The ageing CX-3 still sells like hot cakes in Australia, but will our nation’s best-selling light SUV see another generation?
What an Australian success story the Mazda CX-3 is.
It’s been our best-selling light SUV since its January 2015 introduction; is the third best-selling vehicle in Mazda’s line-up and has just been gifted a refresh for 2024.
But there’s a rather awkward elephant in the room.
The model, in its current generation, is eight years old. That’s a lifetime in SUV world.
And much like the Mazda 2 it’s based on (itself a nine-year-old model), when you look for or ask about information on an all-new CX-3, all you hear are crickets.
Australia loves the CX-3, but the rest of the world isn’t as enamoured. And that means Mazda’s head office appears in no rush to suggest a new generation is nigh.
Could the model really be facing the end of the road? If Japan called time on the CX-3 it’d be a major loss to our local line-up, but Mazda Australia can only sell cars Japan decides to produce.
Those of us who’ve been around the industry a long time know that no news is often not good news when it comes to a model’s survival.
The CX-3 was discontinued in the US and Europe at the end of 2021, where the CX-30 was deemed its natural successor. In Australia, the pricier, roomier Mazda 3-based CX-30 small SUV sells alongside the CX-3, with both returning closely matched sales figures of around 1000 per month.
In our market, appetite clearly remains for both.
Addressing both the Mazda 2 and CX-3, Mazda Australia’s product director Alastair Doak told Chasing Cars: “They’re an important part of our line-up, and we’d like to offer them for as long as they’re available to us.”
Doak said he couldn’t answer if new generation 2s and CX-3s were in development, but said in future “if they’re not available to us then we would do something different.
We’ve got CX-30 there which is a natural step, and there’s some pricing crossover between CX-3 and CX-30, so we can cover a lot of that already.”
Due to its age, the CX-3 now has no ANCAP safety rating. It secured a maximum five star result in 2015, but ANCAP’s time limitations since the test means this expired in December 2022. There are no plans to re-test one, either.
The CX-20 badge would slot in nicely underneath the larger, more recent CX-double digit SUVs in Mazda’s line-up.
Top Gear in the Philippines, for example, recently reported the CX-20 name had been trademarked there.
As most of the buying world has an insatiable appetite for any sort of SUV over a passenger car equivalent, there’s a better business case for a CX-20-type city SUV over a less in-vogue Mazda 2 hatch and sedan.
America would likely swerve it. “The CX-3 was probably seen as physically a bit small for them,” Doak suggested about its downfall there. But Europe, with its penchant for small offerings, would likely embrace it.

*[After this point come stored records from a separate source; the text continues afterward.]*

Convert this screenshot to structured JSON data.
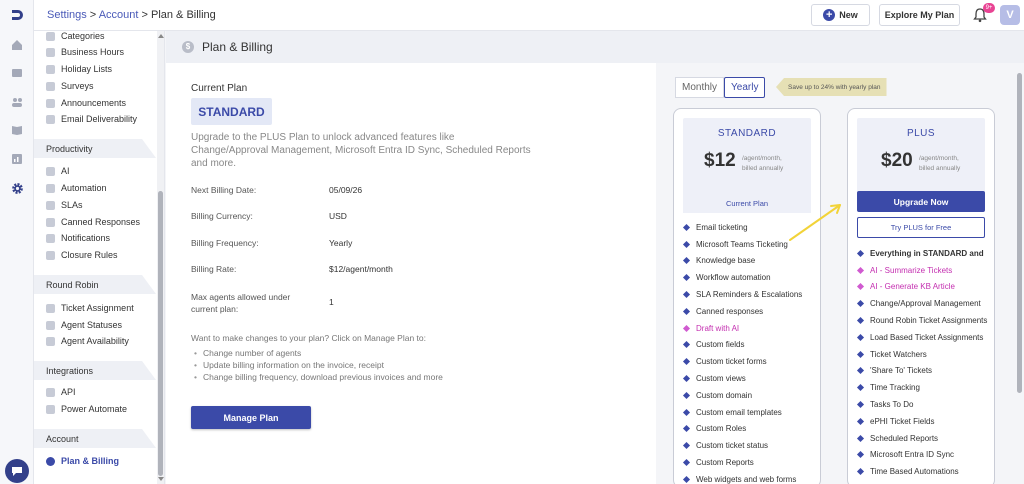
{
  "topbar": {
    "breadcrumb": {
      "settings": "Settings",
      "sep1": " > ",
      "account": "Account",
      "sep2": " > ",
      "current": "Plan & Billing"
    },
    "new_label": "New",
    "explore_label": "Explore My Plan",
    "notif_badge": "9+",
    "avatar_letter": "V"
  },
  "sidebar": {
    "general_items": [
      "Categories",
      "Business Hours",
      "Holiday Lists",
      "Surveys",
      "Announcements",
      "Email Deliverability"
    ],
    "productivity_header": "Productivity",
    "productivity_items": [
      "AI",
      "Automation",
      "SLAs",
      "Canned Responses",
      "Notifications",
      "Closure Rules"
    ],
    "round_robin_header": "Round Robin",
    "round_robin_items": [
      "Ticket Assignment",
      "Agent Statuses",
      "Agent Availability"
    ],
    "integrations_header": "Integrations",
    "integrations_items": [
      "API",
      "Power Automate"
    ],
    "account_header": "Account",
    "account_items": [
      "Plan & Billing"
    ]
  },
  "page": {
    "title": "Plan & Billing",
    "title_icon": "$"
  },
  "current_plan": {
    "label": "Current Plan",
    "name": "STANDARD",
    "upgrade_text": "Upgrade to the PLUS Plan to unlock advanced features like Change/Approval Management, Microsoft Entra ID Sync, Scheduled Reports and more.",
    "rows": [
      {
        "label": "Next Billing Date:",
        "value": "05/09/26"
      },
      {
        "label": "Billing Currency:",
        "value": "USD"
      },
      {
        "label": "Billing Frequency:",
        "value": "Yearly"
      },
      {
        "label": "Billing Rate:",
        "value": "$12/agent/month"
      },
      {
        "label": "Max agents allowed under current plan:",
        "value": "1"
      }
    ],
    "change_intro": "Want to make changes to your plan? Click on Manage Plan to:",
    "change_items": [
      "Change number of agents",
      "Update billing information on the invoice, receipt",
      "Change billing frequency, download previous invoices and more"
    ],
    "manage_label": "Manage Plan"
  },
  "billing_toggle": {
    "monthly": "Monthly",
    "yearly": "Yearly",
    "selected": "Yearly",
    "save_tag": "Save up to 24% with yearly plan"
  },
  "plans": {
    "standard": {
      "name": "STANDARD",
      "price": "$12",
      "per": "/agent/month, billed annually",
      "button": "Current Plan",
      "features": [
        {
          "text": "Email ticketing",
          "ai": false
        },
        {
          "text": "Microsoft Teams Ticketing",
          "ai": false
        },
        {
          "text": "Knowledge base",
          "ai": false
        },
        {
          "text": "Workflow automation",
          "ai": false
        },
        {
          "text": "SLA Reminders & Escalations",
          "ai": false
        },
        {
          "text": "Canned responses",
          "ai": false
        },
        {
          "text": "Draft with AI",
          "ai": true
        },
        {
          "text": "Custom fields",
          "ai": false
        },
        {
          "text": "Custom ticket forms",
          "ai": false
        },
        {
          "text": "Custom views",
          "ai": false
        },
        {
          "text": "Custom domain",
          "ai": false
        },
        {
          "text": "Custom email templates",
          "ai": false
        },
        {
          "text": "Custom Roles",
          "ai": false
        },
        {
          "text": "Custom ticket status",
          "ai": false
        },
        {
          "text": "Custom Reports",
          "ai": false
        },
        {
          "text": "Web widgets and web forms",
          "ai": false
        }
      ]
    },
    "plus": {
      "name": "PLUS",
      "price": "$20",
      "per": "/agent/month, billed annually",
      "upgrade_button": "Upgrade Now",
      "try_button": "Try PLUS for Free",
      "features": [
        {
          "text": "Everything in STANDARD and",
          "ai": false,
          "bold": true
        },
        {
          "text": "AI - Summarize Tickets",
          "ai": true
        },
        {
          "text": "AI - Generate KB Article",
          "ai": true
        },
        {
          "text": "Change/Approval Management",
          "ai": false
        },
        {
          "text": "Round Robin Ticket Assignments",
          "ai": false
        },
        {
          "text": "Load Based Ticket Assignments",
          "ai": false
        },
        {
          "text": "Ticket Watchers",
          "ai": false
        },
        {
          "text": "'Share To' Tickets",
          "ai": false
        },
        {
          "text": "Time Tracking",
          "ai": false
        },
        {
          "text": "Tasks To Do",
          "ai": false
        },
        {
          "text": "ePHI Ticket Fields",
          "ai": false
        },
        {
          "text": "Scheduled Reports",
          "ai": false
        },
        {
          "text": "Microsoft Entra ID Sync",
          "ai": false
        },
        {
          "text": "Time Based Automations",
          "ai": false
        }
      ]
    }
  },
  "colors": {
    "accent": "#3b4aa8",
    "ai": "#c42fb0",
    "arrow": "#f2d338"
  }
}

The UK’s current Mazda 2 is simply a re-badged Toyota Yaris. Could the same happen with a city SUV? Perhaps a CX-3 or CX-20 moniker could land on a Yaris Cross if the two Japanese brands continue their automotive love-in.
Then there’s the electric question. Would a small Mazda SUV EV be the smarter offering in the current climate, especially with Europe’s strict emissions targets in mind?

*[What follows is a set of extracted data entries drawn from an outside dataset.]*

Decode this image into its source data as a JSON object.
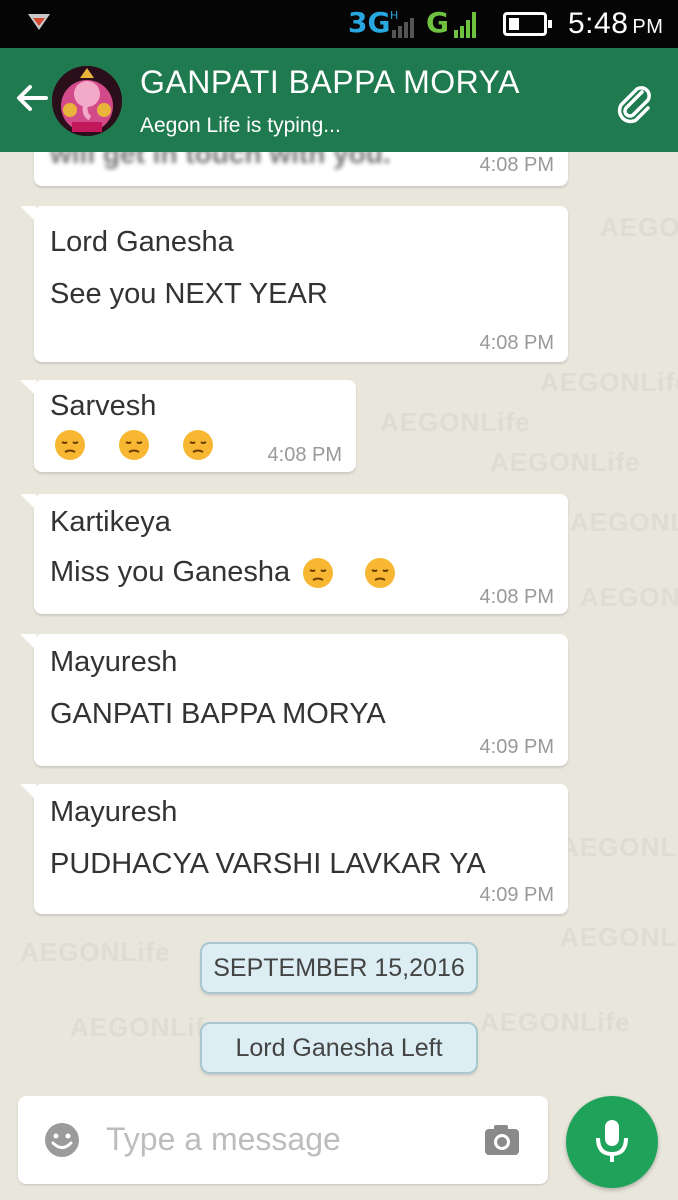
{
  "status_bar": {
    "network_1": "3G",
    "network_2": "G",
    "time": "5:48",
    "ampm": "PM"
  },
  "header": {
    "title": "GANPATI BAPPA MORYA",
    "subtitle": "Aegon Life is typing..."
  },
  "watermark_text": "AEGONLife",
  "messages": [
    {
      "sender": "",
      "text": "will get in touch with you.",
      "time": "4:08 PM"
    },
    {
      "sender": "Lord Ganesha",
      "text": "See you NEXT YEAR",
      "time": "4:08 PM"
    },
    {
      "sender": "Sarvesh",
      "text": "",
      "time": "4:08 PM"
    },
    {
      "sender": "Kartikeya",
      "text": "Miss you Ganesha",
      "time": "4:08 PM"
    },
    {
      "sender": "Mayuresh",
      "text": "GANPATI BAPPA MORYA",
      "time": "4:09 PM"
    },
    {
      "sender": "Mayuresh",
      "text": "PUDHACYA VARSHI LAVKAR YA",
      "time": "4:09 PM"
    }
  ],
  "system": {
    "date_chip": "SEPTEMBER 15,2016",
    "left_chip": "Lord Ganesha Left"
  },
  "input": {
    "placeholder": "Type a message"
  },
  "colors": {
    "header": "#1f7a4f",
    "mic": "#1fa35a",
    "chat_bg": "#e9e6dc"
  }
}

In 2019 you could buy a front-drive, manual transmission CX-3 Neo Sport for $21,790 before on-roads.
Four years later and the auto CX-3 Sport’s cheapest at $26,800, meaning you can no longer drive away Mazda’s smallest SUV for under $30,000.

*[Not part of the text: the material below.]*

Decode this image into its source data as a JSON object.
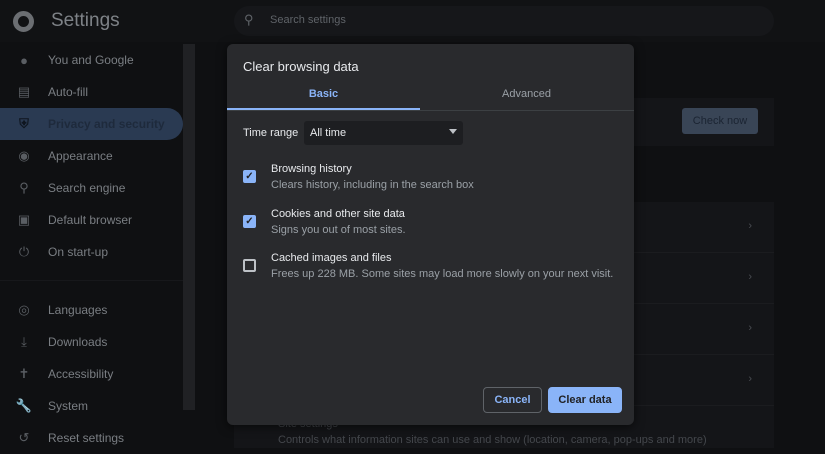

These higher prices accompany the CX-3’s 2024 Model Year updates, while the range has been trimmed to exclude manual and all-wheel-drive variants.
That means price of entry into a CX-3 is up a chunky $3290 over before.
Goodies like 16-inch alloys, wireless Apple CarPlay and improved safety equipment are sweeteners, but city SUV buyers on a budget may now migrate to a Hyundai Venue, Kia Stonic or Suzuki Ignis, all of which can now be had for around $5000 less than a CX-3.
If the CX-3 were to eventually be culled, entry to Mazda’s SUV range would be the CX-30 G20 Pure at $30,610. This would potentially exclude many first car buyers who’d not be able to afford a new Mazda, scuppering the opportunity to build brand loyalty.
“It (CX-3) continues to be top seller in the light SUV segment, and we also see with our own internal data it’s by far the most desired in that class for people who have prospects at that price point and size SUV,” Doak explained. “And it continues into the future, absolutely.”
But this may be out of Mazda Australia’s hands. They can only sell what Mazda builds, and the CX-3’s future appears foggy indeed.